There’s no new information or analysis in the report, so I won’t dwell on it. But I’d like to use it to point out a logical problem with pro-marriage social science in general. Here’s an excerpt from the introduction, with my comment following:

This policy brief reviews the deepening marginalization of marriage and the growing instability of family life among moderately-educated Americans: those who hold high school degrees but not four-year college degrees and who constitute 51 percent of the young adult population (aged twenty-five to thirty-four). … [b]oth of us agree that children are more likely to thrive when they reside in stable, two-parent homes. … Thus, we conclude by offering six policy ideas, some economic, some cultural, and some legal, designed to strengthen marriage and family life among moderately-educated Americans. … To be sure, not every married family is a healthy one that benefits children. Yet, on average, the institution of marriage conveys important benefits to adults and children. … The fact is that children born and raised in intact, married homes typically enjoy higher quality relationships with their parents, are more likely to steer clear of trouble with the law, to graduate from high school and college, to be gainfully employed as adults, and to enjoy stable marriages of their own in adulthood. Women and men who get and stay married are more likely to accrue substantial financial assets and to enjoy good physical and mental health. In fact, married men enjoy a wage premium compared to their single peers that may exceed 10 percent. At the collective level, the retreat from marriage has played a noteworthy role in fueling the growth in family income inequality and child poverty that has beset the nation since the 1970s. For all these reasons, then, the institution of marriage has been an important pillar of the American Dream, and the erosion of marriage in Middle America is one reason the dream is increasingly out of reach for men, women, and children from moderately-educated homes.

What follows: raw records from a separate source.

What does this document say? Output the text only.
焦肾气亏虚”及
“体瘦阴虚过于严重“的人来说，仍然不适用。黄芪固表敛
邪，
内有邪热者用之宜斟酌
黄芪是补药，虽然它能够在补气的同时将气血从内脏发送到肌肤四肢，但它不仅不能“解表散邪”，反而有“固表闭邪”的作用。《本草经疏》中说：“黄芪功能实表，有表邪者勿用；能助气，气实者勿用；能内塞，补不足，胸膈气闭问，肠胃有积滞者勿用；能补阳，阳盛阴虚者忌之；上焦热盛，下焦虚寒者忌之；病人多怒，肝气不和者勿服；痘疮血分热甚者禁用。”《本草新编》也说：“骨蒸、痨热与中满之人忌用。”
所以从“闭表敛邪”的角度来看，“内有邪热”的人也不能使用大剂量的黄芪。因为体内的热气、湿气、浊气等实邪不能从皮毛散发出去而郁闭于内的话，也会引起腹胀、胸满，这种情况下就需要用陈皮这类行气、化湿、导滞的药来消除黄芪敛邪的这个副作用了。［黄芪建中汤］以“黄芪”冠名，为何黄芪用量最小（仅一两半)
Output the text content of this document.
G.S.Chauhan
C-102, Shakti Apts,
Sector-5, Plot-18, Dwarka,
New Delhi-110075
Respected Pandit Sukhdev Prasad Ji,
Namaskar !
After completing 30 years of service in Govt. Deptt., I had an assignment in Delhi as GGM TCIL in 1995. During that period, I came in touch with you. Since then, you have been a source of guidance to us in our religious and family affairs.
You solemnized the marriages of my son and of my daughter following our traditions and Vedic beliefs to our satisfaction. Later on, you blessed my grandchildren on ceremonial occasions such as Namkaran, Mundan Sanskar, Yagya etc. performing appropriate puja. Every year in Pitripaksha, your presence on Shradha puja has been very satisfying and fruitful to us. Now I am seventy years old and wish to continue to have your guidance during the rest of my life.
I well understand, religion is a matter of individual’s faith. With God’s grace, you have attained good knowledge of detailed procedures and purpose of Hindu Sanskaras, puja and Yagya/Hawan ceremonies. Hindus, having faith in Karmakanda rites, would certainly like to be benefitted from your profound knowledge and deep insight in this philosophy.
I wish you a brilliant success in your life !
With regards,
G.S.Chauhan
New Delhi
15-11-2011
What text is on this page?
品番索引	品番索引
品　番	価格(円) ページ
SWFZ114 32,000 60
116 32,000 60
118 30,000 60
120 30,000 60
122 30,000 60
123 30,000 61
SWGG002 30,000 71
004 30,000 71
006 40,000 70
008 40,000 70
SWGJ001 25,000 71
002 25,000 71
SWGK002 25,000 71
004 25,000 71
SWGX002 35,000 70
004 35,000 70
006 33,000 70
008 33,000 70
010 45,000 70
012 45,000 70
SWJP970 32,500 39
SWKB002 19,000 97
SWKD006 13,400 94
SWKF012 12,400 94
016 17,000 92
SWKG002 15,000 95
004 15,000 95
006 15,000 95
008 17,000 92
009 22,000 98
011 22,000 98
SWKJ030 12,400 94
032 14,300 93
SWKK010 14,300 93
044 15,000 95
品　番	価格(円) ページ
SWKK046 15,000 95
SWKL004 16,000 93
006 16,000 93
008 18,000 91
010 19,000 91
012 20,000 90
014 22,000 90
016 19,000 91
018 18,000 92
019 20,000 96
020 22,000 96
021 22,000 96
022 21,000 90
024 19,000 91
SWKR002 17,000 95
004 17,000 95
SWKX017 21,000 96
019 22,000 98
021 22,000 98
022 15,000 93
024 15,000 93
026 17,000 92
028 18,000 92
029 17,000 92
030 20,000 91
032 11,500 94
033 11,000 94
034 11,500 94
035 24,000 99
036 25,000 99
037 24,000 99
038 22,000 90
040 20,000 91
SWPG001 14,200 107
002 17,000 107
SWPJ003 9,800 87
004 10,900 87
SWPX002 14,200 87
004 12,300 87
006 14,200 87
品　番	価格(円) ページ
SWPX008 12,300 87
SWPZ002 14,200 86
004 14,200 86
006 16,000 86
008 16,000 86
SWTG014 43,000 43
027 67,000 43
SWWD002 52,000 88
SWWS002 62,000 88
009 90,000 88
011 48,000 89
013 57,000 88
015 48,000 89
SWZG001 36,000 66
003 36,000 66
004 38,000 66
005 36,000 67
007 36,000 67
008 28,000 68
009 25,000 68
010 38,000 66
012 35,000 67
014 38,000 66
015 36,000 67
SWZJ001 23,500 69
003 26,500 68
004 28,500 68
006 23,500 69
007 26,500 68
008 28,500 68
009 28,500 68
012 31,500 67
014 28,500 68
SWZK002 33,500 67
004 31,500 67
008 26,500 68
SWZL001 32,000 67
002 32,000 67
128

It’s obvious empirically that adults and children in married-couple families, on average, are doing better on many measures than those not in such families. The logical problem is when people conclude from this pattern that the obvious response is to “strengthen marriage and family life.” But, why not try to reduce that disparity instead?

This is the logical equivalent of the Republican mantra that “We don’t have a revenue problem in Washington; we have a spending problem.” That’s only true if you’re doing one-handed math. And the same holds for marriage.

Yes, there is less marriage, and many people are less well off without it. Does that mean we have a “marriage” problem, or a family inequality problem? Is there any other way to help people develop high quality relationships with their parents, complete more education, get better jobs, accrue financial assets and maintain good physical and mental health?

In the categorical math of inequality, you can try (with little chance of success in this case) to reduce the number of people in the disadvantaged category (non-married families), or you can try to reduce the size of the disparity between the two categories.

*I’m not sure, but I think a “policy brief” is a blog post about policy matters, produced on the PDF letterhead of a foundation. Not that there’s anything wrong with that. As far as I can tell, this one is a non-peer-reviewed essay which handles sourcing like this: “the findings detailed in this policy brief come from a new report by Wilcox, When Marriage Disappears: The New Middle America.” As I’ve pointed out (here andhere), Wilcox’s reports at the National Marriage Project are also non-peer-reviewed essays with a lot of substantially misleading and erroneous content.

 

 

 

 

 

 

 

 

 

 

 

 

8 thoughts on “Is it a “marriage problem”?

  1. I wonder if these same patterns hold in Europe (effect of divorce on children, marginalization of marriage among the moderately-educated). Those countries have policies that make it easier to have kids (paid leave, day care, etc.), but in their policy recommendations, Wilcox/Cherlin don’t mention those.